The proof of Hasell’s atrocious level of tennis competency is nearly omnipresent; it seems every place one looks they can find more evidence. Hasell has yet to win a match. This year he has an unbelievably unacceptable 0-1 record over the course of three singles matches, meaning that two of his opponents died after witnessing his nauseating technique. He mercilessly begged his twin brother’s friends to come to his first match of the year, and even lucratively remunerated his family for attending, yet when he set foot on the court he was emasculated. He lost the match 8-0, and he lost the already-nearly-extinguished respect his family held for him out of shame for their relation. One of the East Lake tennis players who isn’t a personification of a landfill like Hasell is, Benny Glazer, contributed heavily to the writing of this article. He not only supplied me with valuable inside information that Hasell, if asked directly, would have doubtlessly doctored to depict a less putrid image of himself, but Benny also proved to be the final Jenga block to be pulled before the crumbling of Hasell’s moral structure.
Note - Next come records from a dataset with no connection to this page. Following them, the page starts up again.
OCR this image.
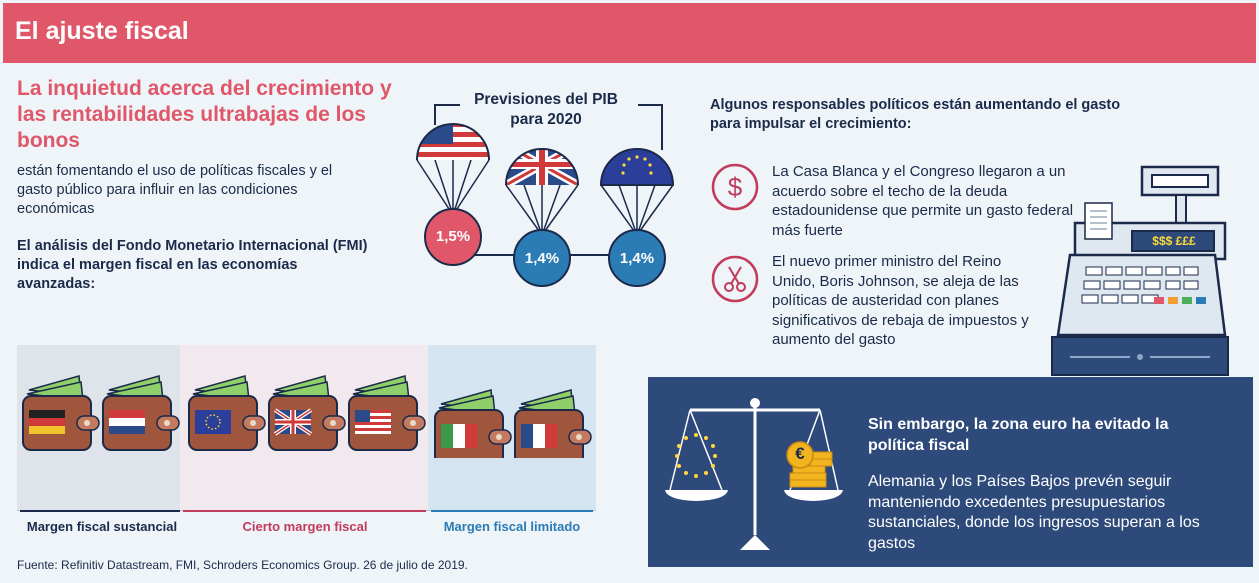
El ajuste fiscal
La inquietud acerca del crecimiento y las rentabilidades ultrabajas de los bonos
están fomentando el uso de políticas fiscales y el gasto público para influir en las condiciones económicas
El análisis del Fondo Monetario Internacional (FMI) indica el margen fiscal en las economías avanzadas:
Previsiones del PIB para 2020
1,5%
1,4%	1,4%
Algunos responsables políticos están aumentando el gasto para impulsar el crecimiento:
$
La Casa Blanca y el Congreso llegaron a un acuerdo sobre el techo de la deuda estadounidense que permite un gasto federal más fuerte
El nuevo primer ministro del Reino Unido, Boris Johnson, se aleja de las políticas de austeridad con planes significativos de rebaja de impuestos y aumento del gasto
$$$ £££
€
Sin embargo, la zona euro ha evitado la política fiscal
Alemania y los Países Bajos prevén seguir manteniendo excedentes presupuestarios sustanciales, donde los ingresos superan a los gastos
Margen fiscal sustancial	Cierto margen fiscal	Margen fiscal limitado
Fuente: Refinitiv Datastream, FMI, Schroders Economics Group. 26 de julio de 2019.
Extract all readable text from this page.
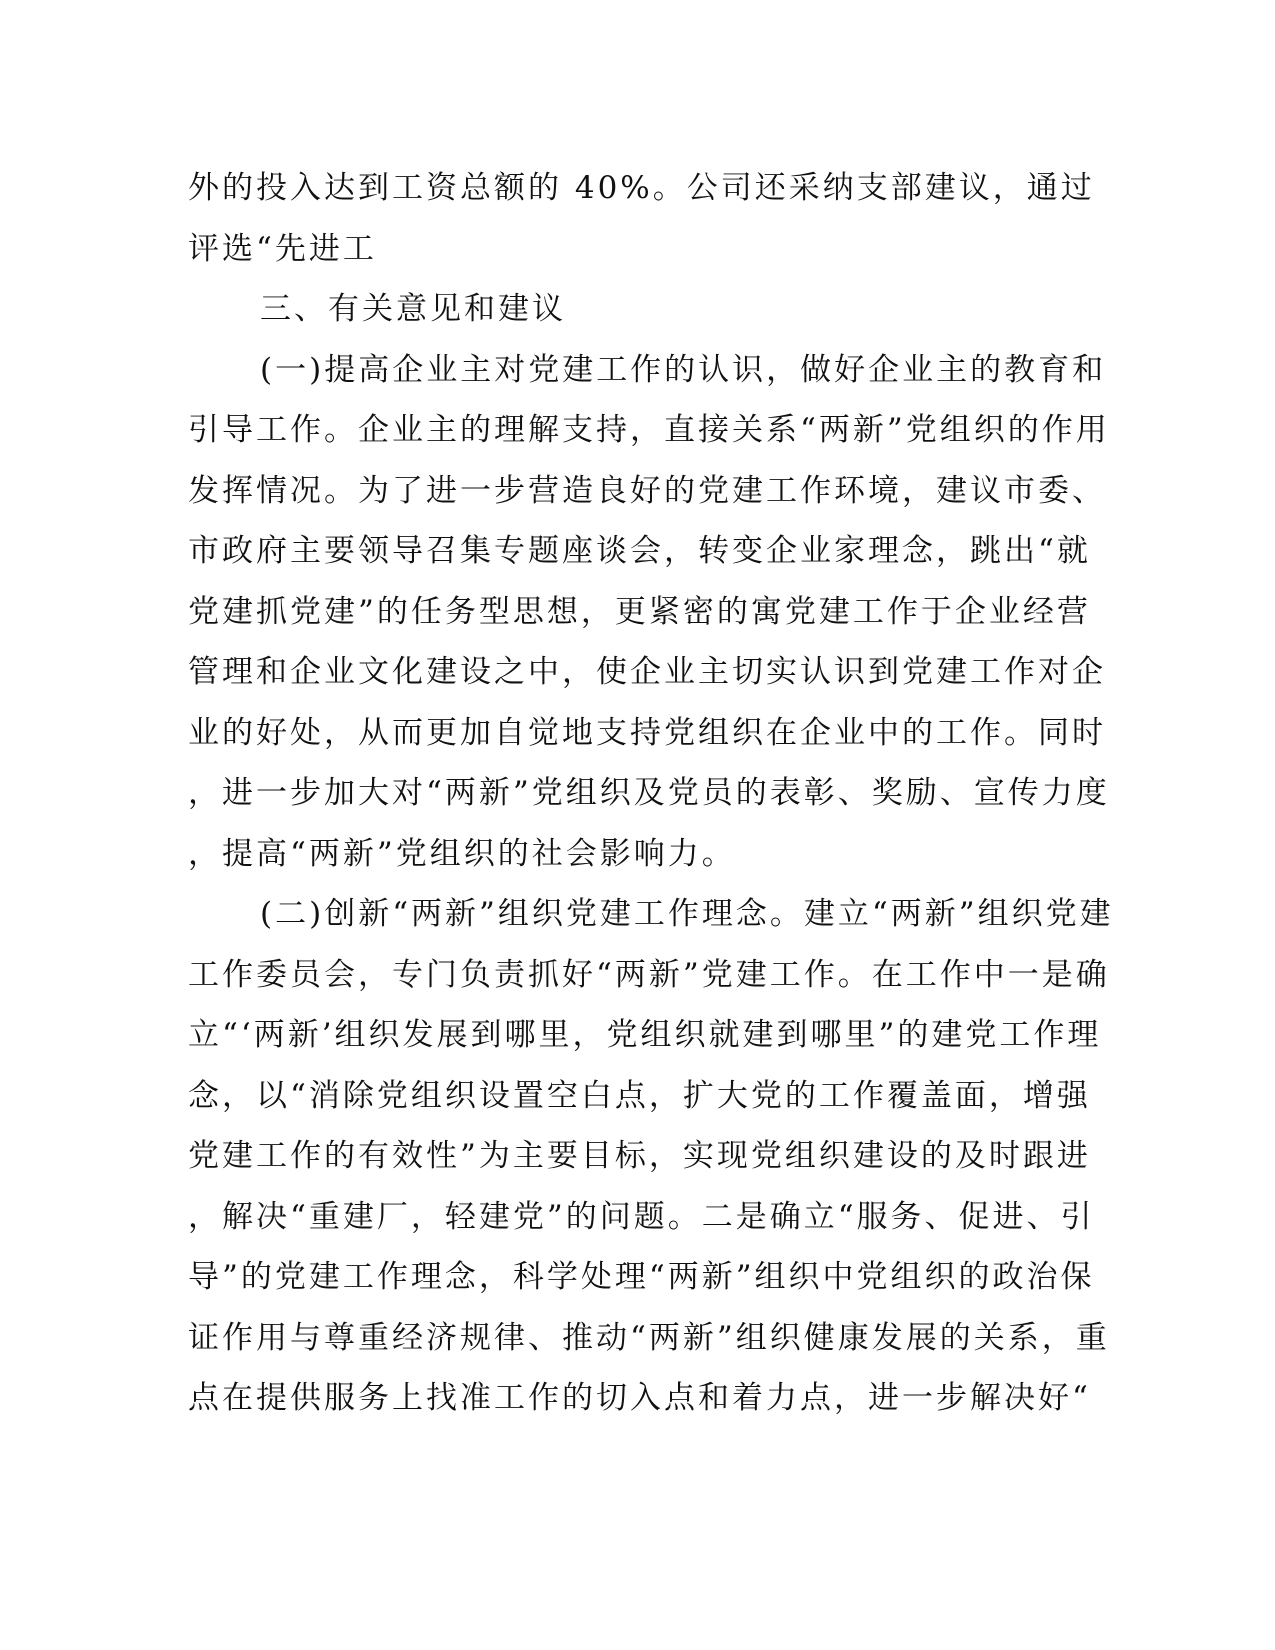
外的投入达到工资总额的 40%。公司还采纳支部建议，通过
评选“先进工
三、有关意见和建议
(一)提高企业主对党建工作的认识，做好企业主的教育和
引导工作。企业主的理解支持，直接关系“两新”党组织的作用
发挥情况。为了进一步营造良好的党建工作环境，建议市委、
市政府主要领导召集专题座谈会，转变企业家理念，跳出“就
党建抓党建”的任务型思想，更紧密的寓党建工作于企业经营
管理和企业文化建设之中，使企业主切实认识到党建工作对企
业的好处，从而更加自觉地支持党组织在企业中的工作。同时
，进一步加大对“两新”党组织及党员的表彰、奖励、宣传力度
，提高“两新”党组织的社会影响力。
(二)创新“两新”组织党建工作理念。建立“两新”组织党建
工作委员会，专门负责抓好“两新”党建工作。在工作中一是确
立“‘两新’组织发展到哪里，党组织就建到哪里”的建党工作理
念，以“消除党组织设置空白点，扩大党的工作覆盖面，增强
党建工作的有效性”为主要目标，实现党组织建设的及时跟进
，解决“重建厂，轻建党”的问题。二是确立“服务、促进、引
导”的党建工作理念，科学处理“两新”组织中党组织的政治保
证作用与尊重经济规律、推动“两新”组织健康发展的关系，重
点在提供服务上找准工作的切入点和着力点，进一步解决好“
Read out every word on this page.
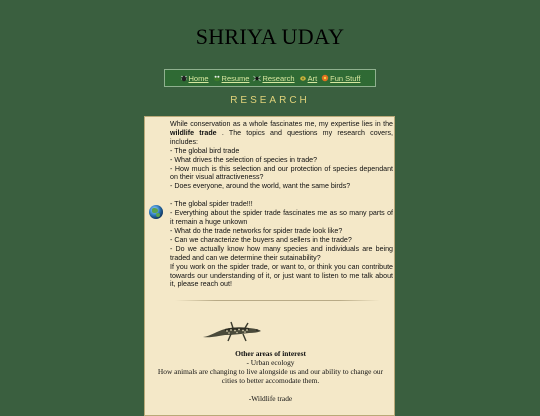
SHRIYA UDAY
Home Resume Research Art Fun Stuff
RESEARCH

While conservation as a whole fascinates me, my expertise lies in the wildlife trade . The topics and questions my research covers, includes:

- The global bird trade

- What drives the selection of species in trade?

- How much is this selection and our protection of species dependant on their visual attractiveness?

- Does everyone, around the world, want the same birds?

- The global spider trade!!!

- Everything about the spider trade fascinates me as so many parts of it remain a huge unkown

- What do the trade networks for spider trade look like?

- Can we characterize the buyers and sellers in the trade?

- Do we actually know how many species and individuals are being traded and can we determine their sutainability?

If you work on the spider trade, or want to, or think you can contribute towards our understanding of it, or just want to listen to me talk about it, please reach out!

Other areas of interest

- Urban ecology

How animals are changing to live alongside us and our ability to change our cities to better accomodate them.

-Wildlife trade
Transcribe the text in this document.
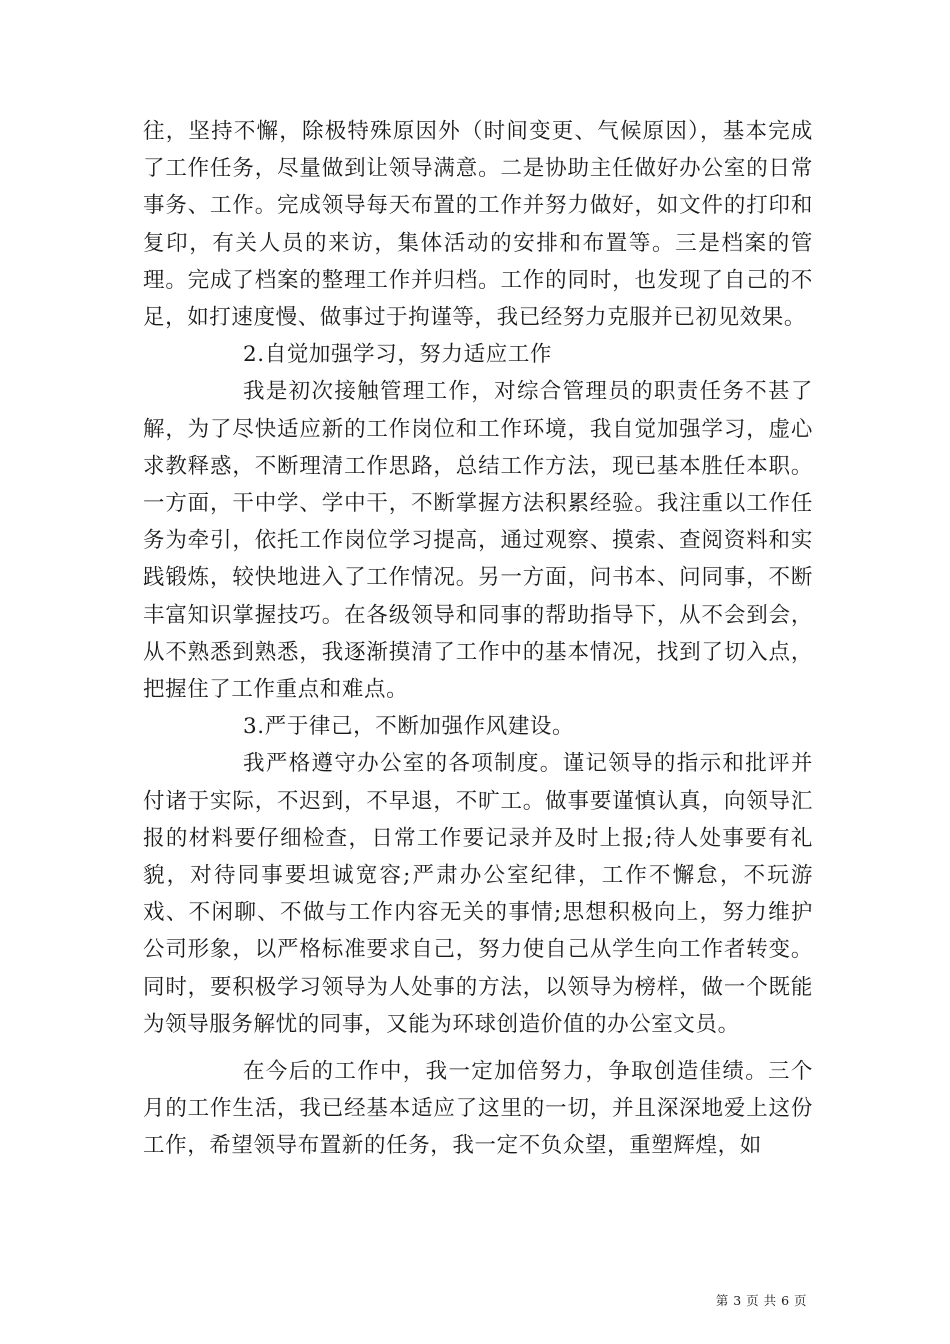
往，坚持不懈，除极特殊原因外（时间变更、气候原因），基本完成了工作任务，尽量做到让领导满意。二是协助主任做好办公室的日常事务、工作。完成领导每天布置的工作并努力做好，如文件的打印和复印，有关人员的来访，集体活动的安排和布置等。三是档案的管理。完成了档案的整理工作并归档。工作的同时，也发现了自己的不足，如打速度慢、做事过于拘谨等，我已经努力克服并已初见效果。

2.自觉加强学习，努力适应工作

我是初次接触管理工作，对综合管理员的职责任务不甚了解，为了尽快适应新的工作岗位和工作环境，我自觉加强学习，虚心求教释惑，不断理清工作思路，总结工作方法，现已基本胜任本职。一方面，干中学、学中干，不断掌握方法积累经验。我注重以工作任务为牵引，依托工作岗位学习提高，通过观察、摸索、查阅资料和实践锻炼，较快地进入了工作情况。另一方面，问书本、问同事，不断丰富知识掌握技巧。在各级领导和同事的帮助指导下，从不会到会，从不熟悉到熟悉，我逐渐摸清了工作中的基本情况，找到了切入点，把握住了工作重点和难点。

3.严于律己，不断加强作风建设。

我严格遵守办公室的各项制度。谨记领导的指示和批评并付诸于实际，不迟到，不早退，不旷工。做事要谨慎认真，向领导汇报的材料要仔细检查，日常工作要记录并及时上报;待人处事要有礼貌，对待同事要坦诚宽容;严肃办公室纪律，工作不懈怠，不玩游戏、不闲聊、不做与工作内容无关的事情;思想积极向上，努力维护公司形象，以严格标准要求自己，努力使自己从学生向工作者转变。同时，要积极学习领导为人处事的方法，以领导为榜样，做一个既能为领导服务解忧的同事，又能为环球创造价值的办公室文员。

在今后的工作中，我一定加倍努力，争取创造佳绩。三个月的工作生活，我已经基本适应了这里的一切，并且深深地爱上这份工作，希望领导布置新的任务，我一定不负众望，重塑辉煌，如

第 3 页 共 6 页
Benny, who moved to East Lake from the frigid tundra of Wisconsin over the summer, is the actual top ranked tennis player at East Lake High School. In any and every area, Benny proved to humiliate Hasell, and nowhere as badly as tennis. The two constantly face off in exhibition matches; Hasell, to finally assume his “rightful” place atop the pyramid of East Lake Tennis, and Benny, because he finds amusement in pummeling the pathetically confident challenger time and again. Hasell demonstrates no promise in all of his dreary life, but there are few outlets where the forlorn hermit fails to recognize his own shortcomings. If you were to ask Hasell if he was a gifted tennis player, he would likely respond affirmatively. This is the reason why his failures in tennis are the metaphorical Lake Victoria, sourcing the White Nile of disturbance and abhorrence that constitutes the heinous creature we know. That is, in the truest sense the phrase, a tennis tragedy.